2. What’s the most challenging part of being a travel journalist for you?
Like most creative activities, many of the challenges center around the 3M’s of travel writing – marketing, monetizing, and money. I’ve been free to pursue my own unique travel interests because I own a more lucrative end of a publishing business that subsidizes my travel work. I’m especially interested in travel writing that changes lives, which I experienced in my earlier travel-shopping work with some very dedicated and passionate travelers. My bias is toward high-end (4- to 5-star) rather than budget (1- to 3-star) travel. My audience wants life on the road to be better than staying back home. They are looking for unique and memorable experiences that are also good value.

3. What is one thing [equipment or personal item] you can’t go without on the road?
That’s easy – iPhone synced to iWatch. Together they do everything conceivable and then some. I need more dedicated technology days to learn their full capabilities, plus apps, for travel writing and photography. When cruising, a dedicated walkie-talkie comes in very handy for staying in contact with one’s travel companion, although the new iWatch has a walkie-talkie function that looks promising – need to test its functionality in new travel spaces.

4. What’s your most unusual and/or memorable travel experience?
(1) Being caught up in student riots and fired upon by U.S. helicopter gunships in Bangkok during the 1970s – a sign that it was wise to spend more time “up country” with friendlier locals. (2) Volcanic eruption and a devastating earthquake in the 1990s leveled my research sites and eliminated two attempts to complete a travel-shopping guidebook on The Philippines. I gave up after such bad luck! (3) Bombing of the fabulous Aleppo market in Syria, which contributed to the demise of that book, too!

5. How did you learn about NATJA and why did you join?
Word of mouth. I joined because it’s important to be part of a professional association of fellow travel writers and media specialists who focus on what’s important to the profession and who offer support for the craft.

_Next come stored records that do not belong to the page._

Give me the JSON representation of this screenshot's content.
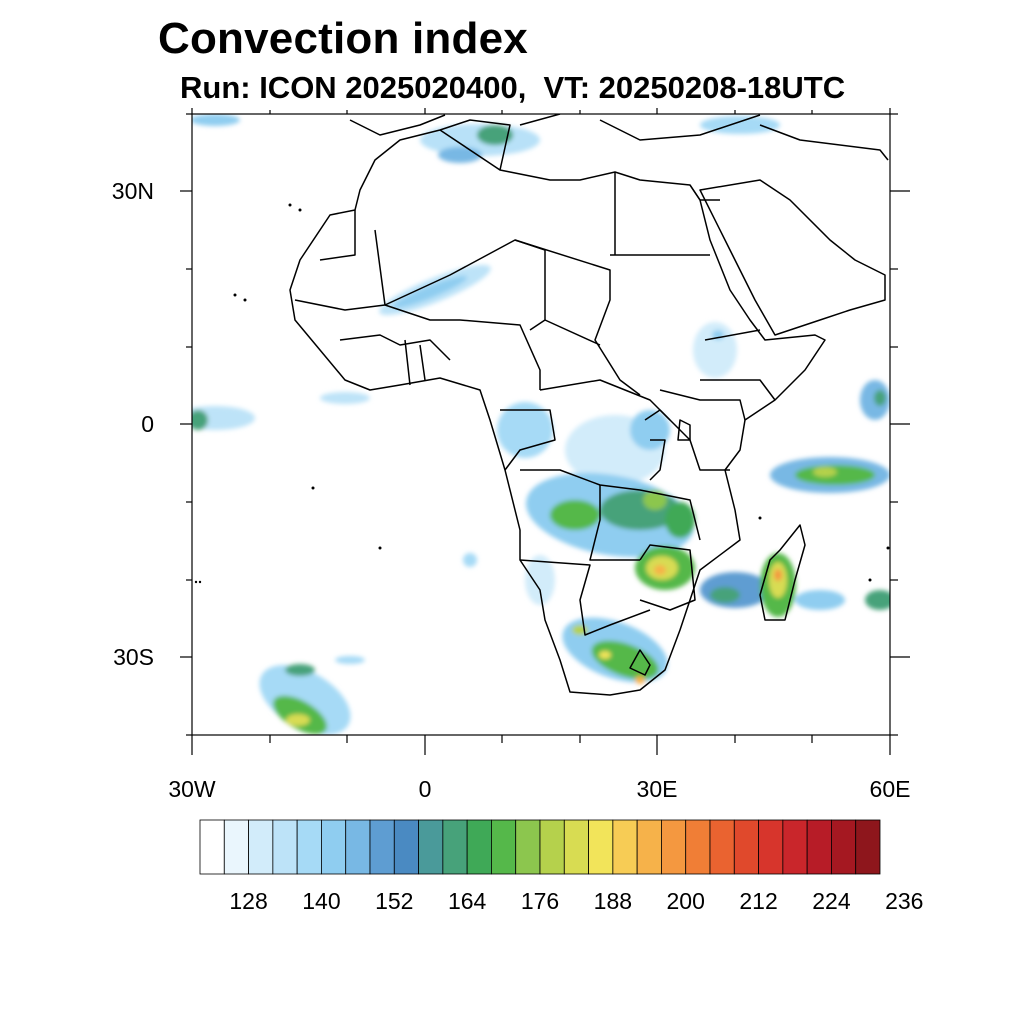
{
  "title": "Convection index",
  "subtitle": "Run: ICON 2025020400,  VT: 20250208-18UTC",
  "map": {
    "region": "Africa",
    "lon_range": [
      -30,
      60
    ],
    "lat_range": [
      -40,
      40
    ],
    "y_ticks": [
      "30N",
      "0",
      "30S"
    ],
    "x_ticks": [
      "30W",
      "0",
      "30E",
      "60E"
    ],
    "ocean_color": "#ffffff",
    "border_color": "#000000"
  },
  "colorbar": {
    "labels": [
      "128",
      "140",
      "152",
      "164",
      "176",
      "188",
      "200",
      "212",
      "224",
      "236"
    ],
    "colors": [
      "#ffffff",
      "#eaf6fd",
      "#d2ecfa",
      "#bde3f8",
      "#a6daf6",
      "#8fcdf0",
      "#78b8e4",
      "#5e9dd2",
      "#4a8ac2",
      "#4a9a9a",
      "#47a27a",
      "#3fa957",
      "#55b84a",
      "#8cc64e",
      "#b5d14c",
      "#d8dc52",
      "#f2e45a",
      "#f7cc55",
      "#f6b24a",
      "#f49840",
      "#f07e36",
      "#ea6330",
      "#e0492c",
      "#d7352c",
      "#c9262b",
      "#b71c27",
      "#a51821",
      "#8e161c"
    ]
  }
}
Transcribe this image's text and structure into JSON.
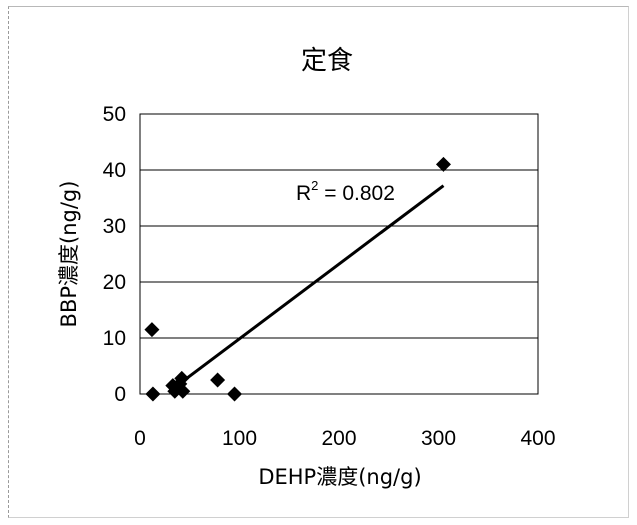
{
  "chart_data": {
    "type": "scatter",
    "title": "定食",
    "xlabel": "DEHP濃度(ng/g)",
    "ylabel": "BBP濃度(ng/g)",
    "xlim": [
      0,
      400
    ],
    "ylim": [
      0,
      50
    ],
    "x_ticks": [
      "0",
      "100",
      "200",
      "300",
      "400"
    ],
    "y_ticks": [
      "0",
      "10",
      "20",
      "30",
      "40",
      "50"
    ],
    "grid": "horizontal",
    "legend": "none",
    "marker": "diamond",
    "color": "#000000",
    "points": [
      {
        "x": 305,
        "y": 41
      },
      {
        "x": 12,
        "y": 11.5
      },
      {
        "x": 13,
        "y": 0
      },
      {
        "x": 33,
        "y": 1.5
      },
      {
        "x": 35,
        "y": 0.5
      },
      {
        "x": 40,
        "y": 1.8
      },
      {
        "x": 42,
        "y": 2.8
      },
      {
        "x": 43,
        "y": 0.5
      },
      {
        "x": 78,
        "y": 2.5
      },
      {
        "x": 95,
        "y": 0
      }
    ],
    "trendline": {
      "type": "linear",
      "x": [
        35,
        305
      ],
      "y": [
        1.2,
        37.2
      ],
      "r2_label": "R",
      "r2_sup": "2",
      "r2_value": " = 0.802"
    }
  }
}
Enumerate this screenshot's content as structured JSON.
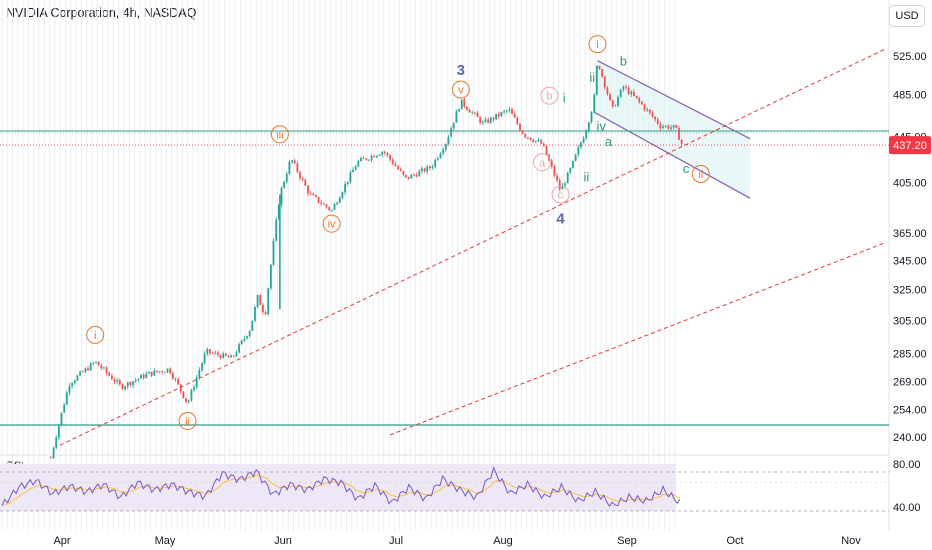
{
  "header": {
    "title": "NVIDIA Corporation, 4h, NASDAQ",
    "currency": "USD",
    "rsi_label": "RSI"
  },
  "price_tag": "437.20",
  "chart_data": {
    "type": "candlestick",
    "title": "NVIDIA Corporation, 4h, NASDAQ",
    "y_axis": {
      "scale": "log",
      "ticks": [
        "525.00",
        "485.00",
        "445.00",
        "405.00",
        "365.00",
        "345.00",
        "325.00",
        "305.00",
        "285.00",
        "269.00",
        "254.00",
        "240.00"
      ]
    },
    "x_axis": {
      "ticks": [
        "Apr",
        "May",
        "Jun",
        "Jul",
        "Aug",
        "Sep",
        "Oct",
        "Nov"
      ]
    },
    "last_price": 437.2,
    "horizontal_levels": [
      450,
      440,
      243
    ],
    "path": [
      {
        "date": "Mar 29",
        "price": 230
      },
      {
        "date": "Apr 3",
        "price": 268
      },
      {
        "date": "Apr 10",
        "price": 280
      },
      {
        "date": "Apr 17",
        "price": 266
      },
      {
        "date": "Apr 24",
        "price": 273
      },
      {
        "date": "Apr 30",
        "price": 276
      },
      {
        "date": "May 5",
        "price": 257
      },
      {
        "date": "May 10",
        "price": 286
      },
      {
        "date": "May 17",
        "price": 282
      },
      {
        "date": "May 22",
        "price": 300
      },
      {
        "date": "May 24",
        "price": 320
      },
      {
        "date": "May 26",
        "price": 308
      },
      {
        "date": "May 30",
        "price": 395
      },
      {
        "date": "Jun 2",
        "price": 425
      },
      {
        "date": "Jun 7",
        "price": 395
      },
      {
        "date": "Jun 13",
        "price": 382
      },
      {
        "date": "Jun 20",
        "price": 422
      },
      {
        "date": "Jun 27",
        "price": 432
      },
      {
        "date": "Jul 3",
        "price": 408
      },
      {
        "date": "Jul 10",
        "price": 418
      },
      {
        "date": "Jul 14",
        "price": 440
      },
      {
        "date": "Jul 18",
        "price": 478
      },
      {
        "date": "Jul 24",
        "price": 457
      },
      {
        "date": "Jul 31",
        "price": 470
      },
      {
        "date": "Aug 4",
        "price": 447
      },
      {
        "date": "Aug 9",
        "price": 438
      },
      {
        "date": "Aug 14",
        "price": 398
      },
      {
        "date": "Aug 17",
        "price": 418
      },
      {
        "date": "Aug 21",
        "price": 452
      },
      {
        "date": "Aug 23",
        "price": 478
      },
      {
        "date": "Aug 24",
        "price": 520
      },
      {
        "date": "Aug 28",
        "price": 470
      },
      {
        "date": "Aug 31",
        "price": 493
      },
      {
        "date": "Sep 5",
        "price": 475
      },
      {
        "date": "Sep 10",
        "price": 455
      },
      {
        "date": "Sep 14",
        "price": 453
      },
      {
        "date": "Sep 16",
        "price": 437
      }
    ],
    "rsi": {
      "levels": [
        80,
        40
      ],
      "values": [
        35,
        55,
        62,
        48,
        56,
        50,
        58,
        44,
        60,
        52,
        58,
        50,
        45,
        70,
        63,
        72,
        47,
        58,
        52,
        64,
        60,
        42,
        57,
        38,
        55,
        42,
        64,
        52,
        44,
        73,
        48,
        58,
        44,
        55,
        40,
        50,
        35,
        44,
        40,
        52,
        38
      ]
    },
    "wave_labels": [
      {
        "text": "i",
        "style": "circle",
        "color": "#e8762c",
        "date": "Apr 10",
        "price": 296
      },
      {
        "text": "ii",
        "style": "circle",
        "color": "#e8762c",
        "date": "May 5",
        "price": 248
      },
      {
        "text": "iii",
        "style": "circle",
        "color": "#e8762c",
        "date": "May 30",
        "price": 447
      },
      {
        "text": "iv",
        "style": "circle",
        "color": "#e8762c",
        "date": "Jun 13",
        "price": 372
      },
      {
        "text": "v",
        "style": "circle",
        "color": "#e8762c",
        "date": "Jul 18",
        "price": 490
      },
      {
        "text": "3",
        "style": "plain",
        "color": "#5b6aa8",
        "date": "Jul 18",
        "price": 510
      },
      {
        "text": "a",
        "style": "circle",
        "color": "#f2a5a5",
        "date": "Aug 9",
        "price": 422
      },
      {
        "text": "b",
        "style": "circle",
        "color": "#f2a5a5",
        "date": "Aug 11",
        "price": 484
      },
      {
        "text": "c",
        "style": "circle",
        "color": "#f2a5a5",
        "date": "Aug 14",
        "price": 395
      },
      {
        "text": "4",
        "style": "plain",
        "color": "#5b6aa8",
        "date": "Aug 14",
        "price": 376
      },
      {
        "text": "i",
        "style": "plain",
        "color": "#2e9d70",
        "date": "Aug 15",
        "price": 482
      },
      {
        "text": "ii",
        "style": "plain",
        "color": "#2e9d70",
        "date": "Aug 21",
        "price": 410
      },
      {
        "text": "iii",
        "style": "plain",
        "color": "#2e9d70",
        "date": "Aug 23",
        "price": 503
      },
      {
        "text": "iv",
        "style": "plain",
        "color": "#2e9d70",
        "date": "Aug 25",
        "price": 455
      },
      {
        "text": "i",
        "style": "circle",
        "color": "#e8762c",
        "date": "Aug 24",
        "price": 538
      },
      {
        "text": "b",
        "style": "plain",
        "color": "#2e9d70",
        "date": "Aug 31",
        "price": 520
      },
      {
        "text": "a",
        "style": "plain",
        "color": "#2e9d70",
        "date": "Aug 27",
        "price": 441
      },
      {
        "text": "c",
        "style": "plain",
        "color": "#2e9d70",
        "date": "Sep 17",
        "price": 417
      },
      {
        "text": "ii",
        "style": "circle",
        "color": "#e8762c",
        "date": "Sep 21",
        "price": 412
      }
    ],
    "colors": {
      "up": "#26a69a",
      "down": "#ef5350",
      "trend_dashed": "#e53935",
      "horizontal": "#2e9d8f",
      "channel": "#8061b3",
      "channel_fill": "#dff3f5",
      "rsi_line": "#7e57c2",
      "rsi_ma": "#f5c542",
      "rsi_band": "#ede7f6",
      "orange": "#e8762c",
      "price_tag": "#f23645"
    }
  }
}
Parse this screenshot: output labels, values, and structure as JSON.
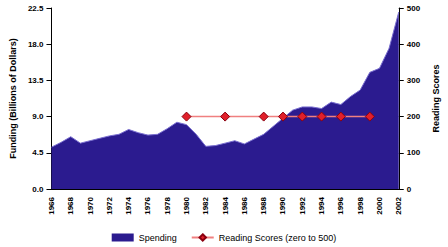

6. What is the best piece of advice you could give to a rookie travel journalist?
Be different, interesting, and exciting – offer something unique that other travel writers overlook or undervalue. Avoid the extreme ends of travel – budget and luxury. The most rewarding travel is often found a little north of center and with small groups of adventuresome and experienced travelers. And don’t forget the 3M’s of travel writing (see Question #2). Regardless of how good you think you are, that’s what makes it happen and creates longevity in this business.